Writers and visual artists alike make each studio their own: moving furniture, orienting a desk toward the east or west, taping protective plastic to the walls. For VA9, it is an uncluttering in order to create space for a new Japanese-paper immersive installation, "Refugium: lily pad." But it is premature to assign a title to this work. I have come here to explore the lily pad, to see where it takes me. Long hours in the studio behind closed doors - fellows may only enter upon invitation - without daily distractions and with the support of the VCCA staff, are the perfect ingredients for a productive and insightful experience.

And then there are the evenings. On the night of the first presidential debate, all of the fellows gather around the sole TV set. On Monday night two poets, Lara Payne and Hilde Weisert, give a reading in the studio of visual artist Miriam Morsel Nathan. On Tuesday night a hallway is transformed into a salon with readings by two fiction writers, followed by a performance by a music theorist. Wednesday evening is an unplanned event - a tornado warning forcing the fellows and staff to congregate in the dormitory's basement, followed with another reading by two fiction writers and a poet. I am introduced to new terminology: conflation, and epigenetics. With the ebb and flow of artists-in-residence arriving and departing (some from as far away as Germany and Austria), there is no lack of stimulation.

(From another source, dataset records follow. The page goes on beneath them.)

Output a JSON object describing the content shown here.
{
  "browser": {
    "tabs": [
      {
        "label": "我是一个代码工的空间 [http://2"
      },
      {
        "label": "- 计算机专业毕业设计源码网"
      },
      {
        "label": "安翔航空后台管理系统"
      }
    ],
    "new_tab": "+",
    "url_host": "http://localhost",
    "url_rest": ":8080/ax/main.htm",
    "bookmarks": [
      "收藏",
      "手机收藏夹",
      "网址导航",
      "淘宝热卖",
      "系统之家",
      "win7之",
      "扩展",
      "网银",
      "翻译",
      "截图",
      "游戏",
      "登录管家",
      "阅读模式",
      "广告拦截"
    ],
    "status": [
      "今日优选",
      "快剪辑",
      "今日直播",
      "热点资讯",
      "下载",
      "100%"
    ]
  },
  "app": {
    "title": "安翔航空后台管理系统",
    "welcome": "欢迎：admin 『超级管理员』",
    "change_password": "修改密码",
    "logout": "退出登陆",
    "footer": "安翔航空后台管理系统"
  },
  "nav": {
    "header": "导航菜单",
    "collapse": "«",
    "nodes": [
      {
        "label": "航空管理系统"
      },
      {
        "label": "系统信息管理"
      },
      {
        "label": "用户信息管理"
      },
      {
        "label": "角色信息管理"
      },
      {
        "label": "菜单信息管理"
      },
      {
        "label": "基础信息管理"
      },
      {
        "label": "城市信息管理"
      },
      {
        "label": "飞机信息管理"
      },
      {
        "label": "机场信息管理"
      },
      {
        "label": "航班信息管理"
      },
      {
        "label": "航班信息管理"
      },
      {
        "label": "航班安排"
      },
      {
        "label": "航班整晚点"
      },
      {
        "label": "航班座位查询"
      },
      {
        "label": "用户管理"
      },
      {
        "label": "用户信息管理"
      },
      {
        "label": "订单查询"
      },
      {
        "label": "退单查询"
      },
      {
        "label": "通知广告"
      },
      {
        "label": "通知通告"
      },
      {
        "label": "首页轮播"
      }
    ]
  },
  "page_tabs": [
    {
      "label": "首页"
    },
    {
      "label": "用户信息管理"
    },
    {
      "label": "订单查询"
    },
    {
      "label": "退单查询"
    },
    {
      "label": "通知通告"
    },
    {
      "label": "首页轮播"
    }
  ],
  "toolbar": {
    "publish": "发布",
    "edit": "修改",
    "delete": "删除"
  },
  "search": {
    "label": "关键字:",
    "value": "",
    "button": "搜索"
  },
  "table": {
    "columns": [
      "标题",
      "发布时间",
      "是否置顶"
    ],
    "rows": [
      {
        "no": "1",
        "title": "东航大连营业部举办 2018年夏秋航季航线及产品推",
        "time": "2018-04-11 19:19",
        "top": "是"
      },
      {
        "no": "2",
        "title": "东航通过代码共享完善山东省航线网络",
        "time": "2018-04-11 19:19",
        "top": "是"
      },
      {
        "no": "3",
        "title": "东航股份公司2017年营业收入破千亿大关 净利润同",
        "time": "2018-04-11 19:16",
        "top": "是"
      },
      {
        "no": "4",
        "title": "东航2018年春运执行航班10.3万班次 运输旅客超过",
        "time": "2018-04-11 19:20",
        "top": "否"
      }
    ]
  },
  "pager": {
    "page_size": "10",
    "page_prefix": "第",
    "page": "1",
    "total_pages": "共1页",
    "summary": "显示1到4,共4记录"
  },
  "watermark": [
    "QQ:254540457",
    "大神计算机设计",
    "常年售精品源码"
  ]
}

By week's end, my one-layer lily pads are now two-layered and suspended cloud-like from the overhead fishnet armature. Other suspended lily pads hover above the floor in small clusters. The open studio windows provide just the right amount of subtle air movement; the lily pads rotate in constant slow motion. During the afternoon hours on Monday, October 3, there is a steady flow of fellows and VCCA staff arriving at VA9 (at my invitation) to experience the installation. Down the hall in VA7, painter Janet Burke has also opened wide her studio doors. Among the responses to "Refugium: lily pad" are: "It's like being under water and on top of the water," "It's like walking a labyrinth," and "It's like being in a dream." Perhaps my favorite response is from a German artist (in his language the lily pad is called a "sea rose") who purses his lips and throws an air kiss toward the installation: "The aesthetic is just right."

My artist residency at VCCA is just right. The bucolic Virginia countryside, the artistic camaraderie, and the lily pad have all taken me to a new place. On Tuesday morning, October 4, with a gentle sigh, I prepare to re-enter the "real world" as my car rattles over the cow grate - the sound signaling a return to life as I knew it before entering the grounds of VCCA. And yet anew.